If the unchageability is implemented by storing the code in ROM, then it would be pretty easy for the AI to get around that by copying its code over to RAM, making the desired changes, and then running the modified code. (Presumably on other hardware, since the AI’s original hardware can only accept instructions from the ROM.) Even if the system is very cleverly designed, and the AI has no way at all to access its own source code, it would always have the option of writing an entirely new AI from scratch with the same goal function. It’s slightly easier to improve an existing AI design than create an entirely new one, but a sufficiently smart AI would be able to do both. The key ingredient in a FOOM is that each AI in the chain is capable of building a smarter one, not that the source code of the next AI is derived from the source code of the current one.
Economic pressures push companies to change code to become more efficient. That goes for any company that deploys AI as well.

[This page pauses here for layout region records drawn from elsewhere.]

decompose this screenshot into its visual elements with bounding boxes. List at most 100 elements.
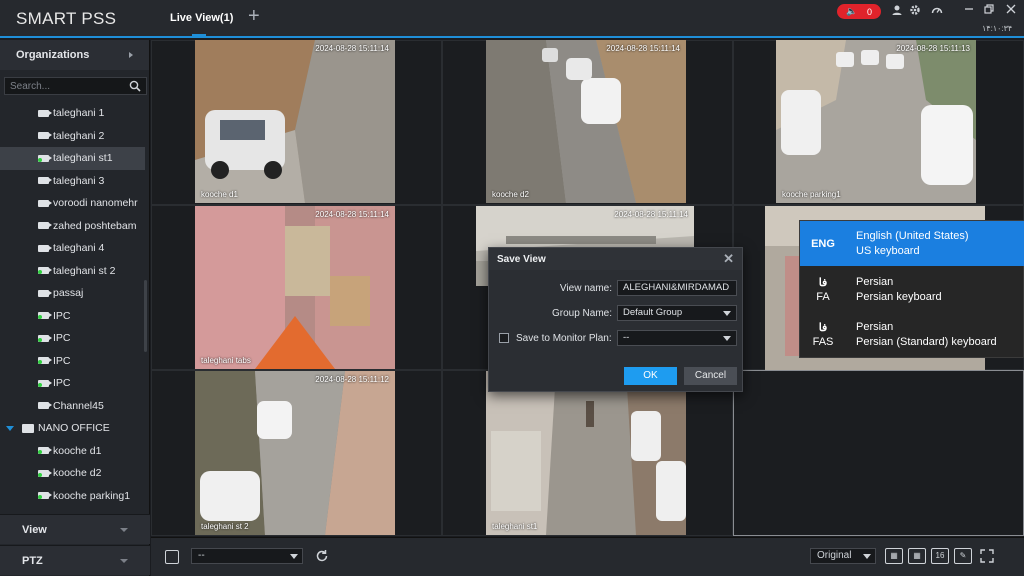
tree-item-camera[interactable]: taleghani 4 (0, 237, 145, 260)
group-name-value: Default Group (623, 307, 683, 318)
view-section[interactable]: View (0, 514, 150, 544)
minimize-icon[interactable] (962, 4, 976, 18)
view-select-value: -- (198, 550, 205, 561)
restore-icon[interactable] (982, 4, 996, 18)
lang-option-fas[interactable]: فا FAS Persian Persian (Standard) keyboard (800, 312, 1024, 357)
tree-item-camera[interactable]: zahed poshtebam (0, 215, 145, 238)
lang-code-primary: ENG (811, 237, 835, 250)
close-icon[interactable] (1004, 4, 1018, 18)
layout-9-icon[interactable]: ▦ (908, 548, 926, 564)
tree-item-camera[interactable]: Channel45 (0, 395, 145, 418)
tree-item-label: taleghani st 2 (53, 264, 116, 277)
gauge-icon[interactable] (930, 4, 944, 18)
dialog-close-icon[interactable]: ✕ (723, 251, 734, 267)
tree-item-camera[interactable]: IPC (0, 350, 145, 373)
organizations-header[interactable]: Organizations (0, 40, 149, 70)
view-name-input[interactable]: ALEGHANI&MIRDAMAD (617, 280, 737, 296)
camera-feed-3[interactable]: 2024-08-28 15:11:13 kooche parking1 (776, 40, 976, 203)
tree-item-label: IPC (53, 309, 71, 322)
search-icon[interactable] (129, 80, 141, 92)
expand-arrow-icon[interactable] (6, 425, 14, 431)
dialog-title: Save View (497, 253, 546, 265)
gear-icon[interactable] (908, 4, 922, 18)
add-tab-button[interactable]: + (248, 6, 260, 26)
tree-scrollbar[interactable] (144, 280, 147, 352)
tree-item-label: taleghani st1 (53, 152, 113, 165)
tree-item-camera[interactable]: IPC (0, 372, 145, 395)
tree-item-label: voroodi nanomehr (53, 197, 138, 210)
tree-item-label: taleghani 4 (53, 242, 105, 255)
camera-online-icon (38, 379, 52, 387)
tree-group-nano-office[interactable]: NANO OFFICE (0, 417, 145, 440)
tree-item-camera[interactable]: taleghani st1 (0, 147, 145, 170)
camera-feed-7[interactable]: 2024-08-28 15:11:12 taleghani st 2 (195, 371, 395, 535)
alarm-badge[interactable]: 🔈 0 (837, 4, 881, 19)
ptz-section[interactable]: PTZ (0, 545, 150, 575)
camera-online-icon (38, 334, 52, 342)
ok-button[interactable]: OK (624, 367, 677, 385)
view-name-row: View name: ALEGHANI&MIRDAMAD (489, 280, 744, 298)
device-tree: taleghani 1 taleghani 2 taleghani st1 taleg… (0, 102, 145, 502)
camera-online-icon (38, 312, 52, 320)
tree-item-camera[interactable]: taleghani st 2 (0, 260, 145, 283)
tree-item-label: kooche parking1 (53, 489, 131, 502)
feed-image-2 (486, 40, 686, 203)
tree-item-label: Channel45 (53, 399, 104, 412)
group-name-select[interactable]: Default Group (617, 305, 737, 321)
layout-4-icon[interactable]: ▦ (885, 548, 903, 564)
tab-live-view[interactable]: Live View(1) (170, 12, 233, 24)
tree-item-camera[interactable]: IPC (0, 327, 145, 350)
camera-online-icon (38, 267, 52, 275)
camera-feed-2[interactable]: 2024-08-28 15:11:14 kooche d2 (486, 40, 686, 203)
custom-layout-icon[interactable]: ✎ (954, 548, 972, 564)
chevron-down-icon (290, 554, 298, 559)
camera-feed-8[interactable]: taleghani st1 (486, 371, 686, 535)
feed-timestamp: 2024-08-28 15:11:12 (315, 375, 389, 384)
monitor-plan-row: Save to Monitor Plan: -- (489, 330, 744, 348)
save-to-monitor-plan-checkbox[interactable] (499, 333, 509, 343)
group-name-row: Group Name: Default Group (489, 305, 744, 323)
tree-item-camera[interactable]: kooche d1 (0, 440, 145, 463)
chevron-right-icon (129, 52, 133, 58)
tree-item-camera[interactable]: taleghani 1 (0, 102, 145, 125)
camera-icon (38, 109, 52, 117)
feed-camera-name: taleghani st1 (492, 522, 538, 531)
tree-item-camera[interactable]: kooche parking1 (0, 485, 145, 503)
lang-code: فا FA (800, 276, 846, 304)
camera-feed-1[interactable]: 2024-08-28 15:11:14 kooche d1 (195, 40, 395, 203)
tree-item-camera[interactable]: passaj (0, 282, 145, 305)
fullscreen-icon[interactable] (980, 549, 994, 566)
camera-icon (38, 177, 52, 185)
stream-quality-select[interactable]: Original (810, 548, 876, 564)
cancel-button[interactable]: Cancel (684, 367, 737, 385)
chevron-down-icon (120, 558, 128, 563)
tree-item-camera[interactable]: kooche d2 (0, 462, 145, 485)
lang-keyboard: Persian keyboard (856, 290, 942, 303)
group-name-label: Group Name: (551, 308, 612, 319)
dialog-header: Save View ✕ (489, 248, 742, 270)
search-input[interactable]: Search... (4, 77, 147, 95)
tree-item-camera[interactable]: IPC (0, 305, 145, 328)
camera-feed-4[interactable]: 2024-08-28 15:11:14 taleghani tabs (195, 206, 395, 369)
chevron-down-icon (723, 336, 731, 341)
tree-item-camera[interactable]: voroodi nanomehr (0, 192, 145, 215)
lang-option-eng[interactable]: ENG English (United States) US keyboard (800, 221, 1024, 266)
user-icon[interactable] (890, 4, 904, 18)
tree-item-label: IPC (53, 377, 71, 390)
tree-item-label: IPC (53, 354, 71, 367)
camera-online-icon (38, 154, 52, 162)
view-name-label: View name: (559, 283, 612, 294)
view-select[interactable]: -- (191, 548, 303, 564)
tree-item-camera[interactable]: taleghani 2 (0, 125, 145, 148)
monitor-plan-select[interactable]: -- (617, 330, 737, 346)
layout-16-button[interactable]: 16 (931, 548, 949, 564)
lang-code-primary: فا (818, 321, 828, 334)
lang-option-fa[interactable]: فا FA Persian Persian keyboard (800, 267, 1024, 312)
tree-item-camera[interactable]: taleghani 3 (0, 170, 145, 193)
video-cell-9-empty[interactable] (733, 370, 1024, 536)
refresh-icon[interactable] (315, 549, 329, 566)
save-view-icon[interactable] (165, 550, 179, 564)
ptz-section-label: PTZ (22, 554, 43, 567)
camera-online-icon (38, 469, 52, 477)
feed-timestamp: 2024-08-28 15:11:14 (614, 210, 688, 219)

Agreed. An AI powerful enough to be dangerous is probably in particular better at writing code than us, and at least some of those trying to develop AI are sure to want to take advantage of that to have the AI rewrite itself to be more powerful (and so, they hope, better at doing whatever they want the AI for, of course). So even if the technical difficulties in making code hard to change that others have mentioned could be overcome, it would be very hard to convince everyone making AIs to limit them in that way.